Unlike prompts or retrieval, context does not instruct execution. It establishes assumptions, boundaries, and constraints that apply consistently across interactions.
Context answers questions such as:
- What kind of system is this?
- What rules apply here?
- What is out of bounds, even if requested?
Context is not a task description, a procedure, or memory of prior interactions. If an AI system behaves consistently over time, it is because context has been applied consistently — not because the model remembers.
From an organizational standpoint, context functions as a governance layer. It plays the same role as architectural constraints, compliance requirements, and policy frameworks in traditional systems.
Context defines where action is permitted — not how action is performed.
Agents
Agents are the components that perform work.
An agent is a purpose-built module designed to carry out a specific, well-defined task within a larger workflow. Well-designed agents are intentionally narrow. They do one thing, and they do it well.
Well-designed agents are defined explicitly: by role, scope, tools, persona, and shared context. This definition is inspectable and deterministic. Poorly designed agents lack these boundaries — and behave accordingly.
The language model does not replace the agent. The agent carries the model as a capability. When interpretation or language generation is required, the agent consults the model — but the agent definition determines how and where that capability may be used.
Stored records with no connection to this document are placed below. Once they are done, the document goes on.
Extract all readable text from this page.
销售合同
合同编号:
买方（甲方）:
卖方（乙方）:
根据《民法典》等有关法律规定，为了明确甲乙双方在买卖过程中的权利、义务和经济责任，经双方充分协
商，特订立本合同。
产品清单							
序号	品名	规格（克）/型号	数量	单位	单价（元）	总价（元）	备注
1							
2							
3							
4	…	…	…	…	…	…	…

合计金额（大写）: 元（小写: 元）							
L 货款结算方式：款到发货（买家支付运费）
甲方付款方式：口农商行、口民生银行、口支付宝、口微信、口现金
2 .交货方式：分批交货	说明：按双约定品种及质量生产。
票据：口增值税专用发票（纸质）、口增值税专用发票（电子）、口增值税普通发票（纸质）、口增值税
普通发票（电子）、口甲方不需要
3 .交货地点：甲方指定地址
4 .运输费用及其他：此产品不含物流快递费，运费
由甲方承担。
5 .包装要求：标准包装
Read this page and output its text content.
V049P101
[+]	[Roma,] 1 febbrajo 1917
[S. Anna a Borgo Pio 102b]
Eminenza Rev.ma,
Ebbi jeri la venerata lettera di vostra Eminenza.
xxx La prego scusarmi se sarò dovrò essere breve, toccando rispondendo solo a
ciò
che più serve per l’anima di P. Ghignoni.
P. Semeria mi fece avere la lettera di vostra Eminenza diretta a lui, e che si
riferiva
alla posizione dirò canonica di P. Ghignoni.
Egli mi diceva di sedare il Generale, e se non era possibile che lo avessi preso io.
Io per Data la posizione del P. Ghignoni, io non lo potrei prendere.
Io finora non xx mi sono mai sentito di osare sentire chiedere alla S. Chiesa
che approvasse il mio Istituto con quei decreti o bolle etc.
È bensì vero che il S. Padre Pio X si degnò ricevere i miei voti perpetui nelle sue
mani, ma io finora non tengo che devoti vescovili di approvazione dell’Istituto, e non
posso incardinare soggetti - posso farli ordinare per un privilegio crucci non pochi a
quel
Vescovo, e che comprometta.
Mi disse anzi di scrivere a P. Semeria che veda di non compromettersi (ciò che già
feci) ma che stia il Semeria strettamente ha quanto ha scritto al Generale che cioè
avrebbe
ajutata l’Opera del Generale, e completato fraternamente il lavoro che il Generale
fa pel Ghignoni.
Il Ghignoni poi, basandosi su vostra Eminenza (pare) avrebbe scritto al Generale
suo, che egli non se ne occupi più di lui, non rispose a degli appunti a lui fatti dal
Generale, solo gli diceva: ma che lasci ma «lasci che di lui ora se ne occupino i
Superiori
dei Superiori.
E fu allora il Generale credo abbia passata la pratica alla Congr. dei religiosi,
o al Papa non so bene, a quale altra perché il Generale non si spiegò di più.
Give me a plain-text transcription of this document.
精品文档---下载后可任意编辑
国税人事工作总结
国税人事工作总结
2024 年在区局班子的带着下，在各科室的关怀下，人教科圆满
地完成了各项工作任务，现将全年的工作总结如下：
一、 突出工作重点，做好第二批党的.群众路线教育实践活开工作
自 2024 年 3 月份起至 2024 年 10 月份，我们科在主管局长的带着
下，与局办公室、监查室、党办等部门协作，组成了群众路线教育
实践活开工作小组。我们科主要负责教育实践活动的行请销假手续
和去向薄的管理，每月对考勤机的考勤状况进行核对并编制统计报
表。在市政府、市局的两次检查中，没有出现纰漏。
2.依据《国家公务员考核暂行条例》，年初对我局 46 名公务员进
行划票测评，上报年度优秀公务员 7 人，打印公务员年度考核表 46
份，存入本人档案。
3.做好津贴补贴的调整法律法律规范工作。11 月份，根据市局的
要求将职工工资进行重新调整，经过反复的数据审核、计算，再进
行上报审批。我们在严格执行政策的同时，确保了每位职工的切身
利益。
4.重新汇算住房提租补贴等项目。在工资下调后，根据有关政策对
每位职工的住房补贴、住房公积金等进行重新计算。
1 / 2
This is not autonomy. It is framing — establishing the boundaries within which the model operates so that its outputs serve the agent’s defined purpose rather than drifting toward plausible but unintended behavior.
Agents mirror long-standing software principles: small components, limited scope, and explicit boundaries. Governance is designed in, not added later.
Two Agentic Patterns
The same building blocks — models, prompts, retrieval, context, and agents — behave very differently depending on how they are used.
In practice, agentic systems fall into two broad categories.
In software development, agents function as assistive tools. Humans remain in the loop. Errors are inexpensive and reversible. Prompts can be informal, context incomplete, and retrieval ad hoc because judgment is supplied by the developer.
In agentic applications, agents become operational components. Execution may be automated. Outputs may trigger real-world actions. Errors now carry cost, risk, and compliance implications.
In this environment, assumptions must be explicit. Boundaries must be defined in advance. Governance cannot rely on human correction.
The components are the same. The expectations are not.
Wrap-Up
Modern AI systems are often treated as mysterious or fundamentally new. In practice, they are best understood as the next evolution of software — powerful, flexible, and capable, but still governed by architectural principles.
Throughout this article, the goal has been to separate:
- what the components are
- how they are used
- where responsibility and risk actually live
Language models provide capability, not judgment. Prompts request action, but do not define behavior. RAG retrieves information, but does not interpret it. Context establishes boundaries, but does not execute. Agents perform work, but only within the space they are given.
When these elements are conflated, AI systems appear unpredictable or unsafe. When they are clearly defined and deliberately combined, behavior becomes far easier to reason about.
AI does not invent its operating environment. If assumptions and constraints are left implicit, the system will infer them — often plausibly, sometimes incorrectly. That is not a failure of intelligence. It is a failure of definition.
None of this requires new metaphors or magic. It requires treating AI systems the same way other critical software systems are treated: by clearly defining roles, responsibilities, boundaries, and controls.
When those are explicit, AI stops feeling mysterious — and starts behaving like the engineered system it actually is.